My initial email to Mr. Parente: “…in regard to Mayor Nan Johnston’s recent State of the City speech. I didn’t read all the details of the various packets regarding the development activities, but if that is the case, that is great news. Can you provide the documents evidencing that the city has been fully relieved of its obligations for this debt? In addition, can you also provide documents relating to the party (parties) that has assumed these debt obligations?”
Joe Parente response #1: “The City of Parkville is responsible for the remaining debt payments for the NID Districts. The financial deal with the Creekside Development calls for the payment of $400,000 each year, until such time the city has been paid $6,400,000. The payments will continue until 2035. The NID debt is scheduled to be retired in 2034.”
“The payments to the city are secured by a Community Improvement District with special assessments on apartments and residential homes, and from revenue from the Creekside Incentive Fund. The agreements have sufficient security to assure the city will receive the revenue from the development. Based on this, we are comfortable in our statements that our taxpayers are no longer on the hook for millions of dollars in NID debt.”
My follow up email requested clarification of Mr. Parente’s statement that the agreements have sufficient security to assure the city will receive the revenue from the development. I asked, “What happens if development doesn’t occur as planned and the assessments are not paid or are paid in amounts less than planned? Or the developer is unable to make the $400,000 annual payments? Is there additional collateral being pledged and held by the city that offsets the city’s total obligation?”

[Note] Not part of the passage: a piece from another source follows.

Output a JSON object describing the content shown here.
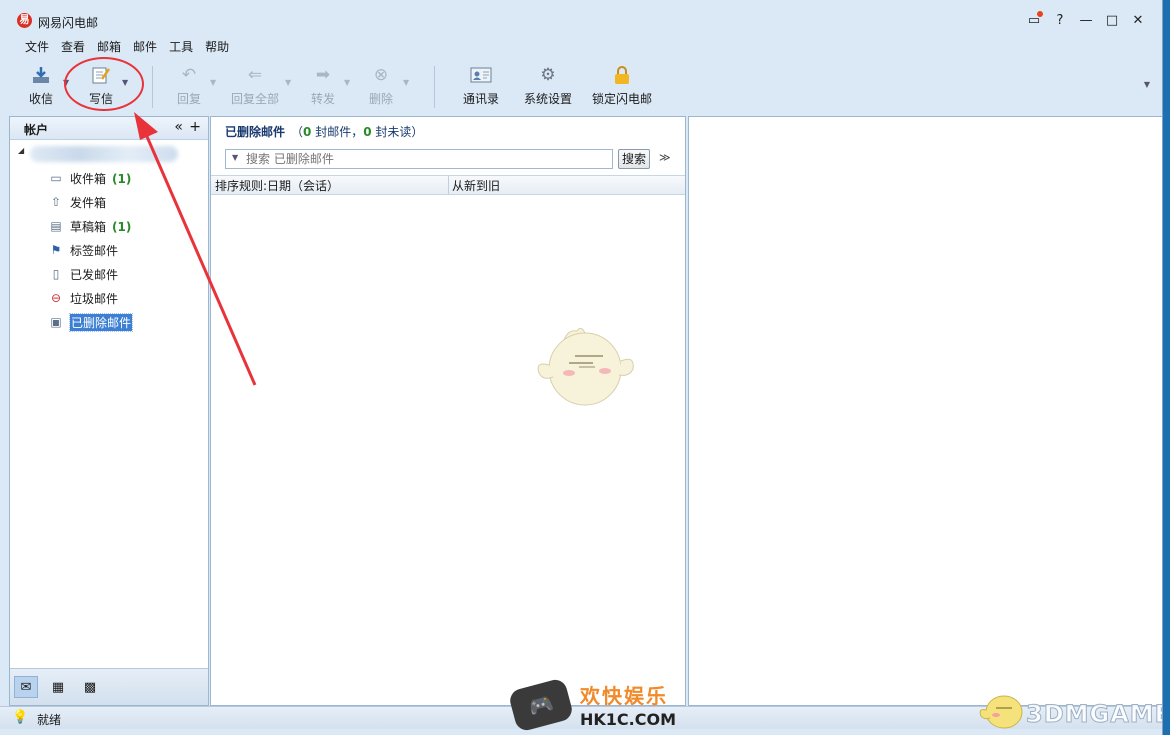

Joe Parente response #2: “It works similar to the existing NID districts. When the property owners failed to make their past NID Assessments, the city foreclosed on property and became the owner of two large tracts of land. The differences now are the improvements on the property have added great value. The building values far exceed the amount the city is owed. In the unlikely event the assessments are not paid, the city could foreclose on a 216 unit apartment complex. It is unlikely because the Developer, or the Bank who financed the construction, would want to protect their investment and continue the payments.”
My second follow up email: “Joe, I think the bottom line is that the city has misrepresented the structure and its position on the debt. If the city believes being primarily liable while at the same time hoping for a positive outcome is off the hook, I suggest you talk to legal counsel. I am reminded of a conversation many years ago when a then city official told me there was no risk on this NID debt.”

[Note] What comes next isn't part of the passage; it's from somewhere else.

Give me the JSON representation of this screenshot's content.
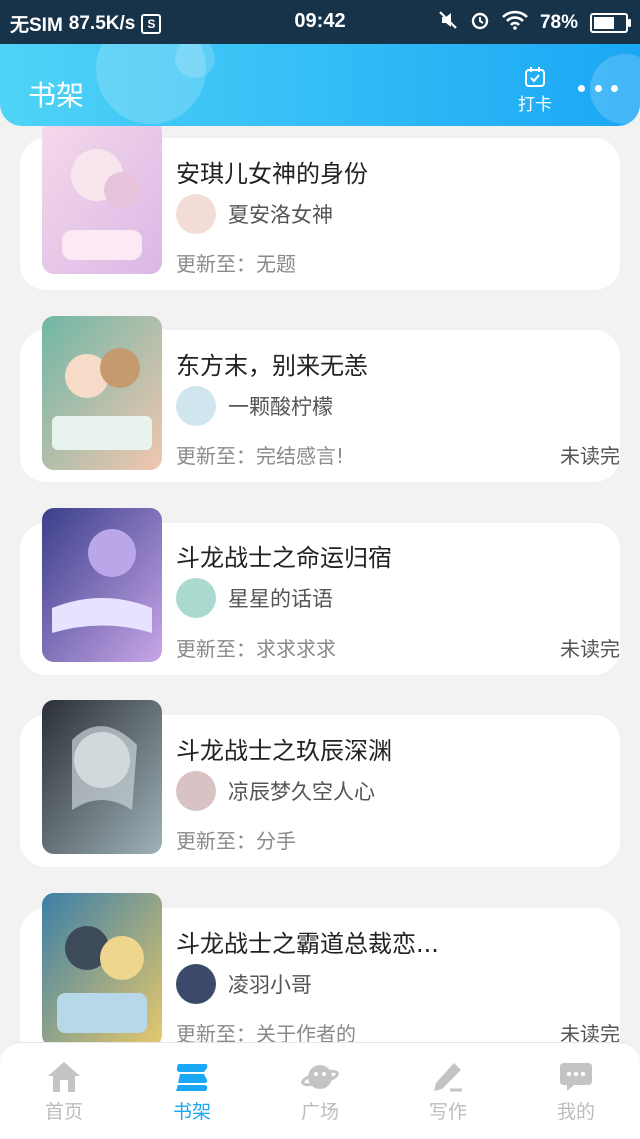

“Off the hook implies being free and fully relieved of all obligations. As you have outlined this, the city isn’t. Numerous legal actions would need to be undertaken for the city to obtain the properties through foreclosure. It would then have to find a buyer for those properties. In the meantime, the debt payments continue, regardless of that outcome. Nothing has changed other than the city has a different party promising to pay. The city should issue a revised statement and clearly state the facts as they exist.”
Mr. Parente’s third response was lengthy. It defended the city’s position about disclosure and documents, analogized the NID matter to a homeowner mortgage loan (he assumes a homeowner won’t walk away from his/her house), and concluded by defending the position of the city being off the hook.
My third follow up email: “Joe, it appears you are attempting to equate having collateral for a receivable as the basis for saying the city is off the hook for the NID debt.” In this same email, I also requested details as to who else approved the language used by the mayor.
Mr. Parente’s final response: “I prefer to not engage in a back and forth discussion with you over this matter.”
Bankers reading this may be shaking their heads. Following the city’s logic, banks are off the hook to their depositors since banks generally have some form of collateral securing their loans.
City officials who have for years repeatedly stated that this NID debt is a contingent liability (it isn’t) now want you to believe that you the taxpayers are off the hook (you aren’t). They also want you to believe everything else they tell you is true.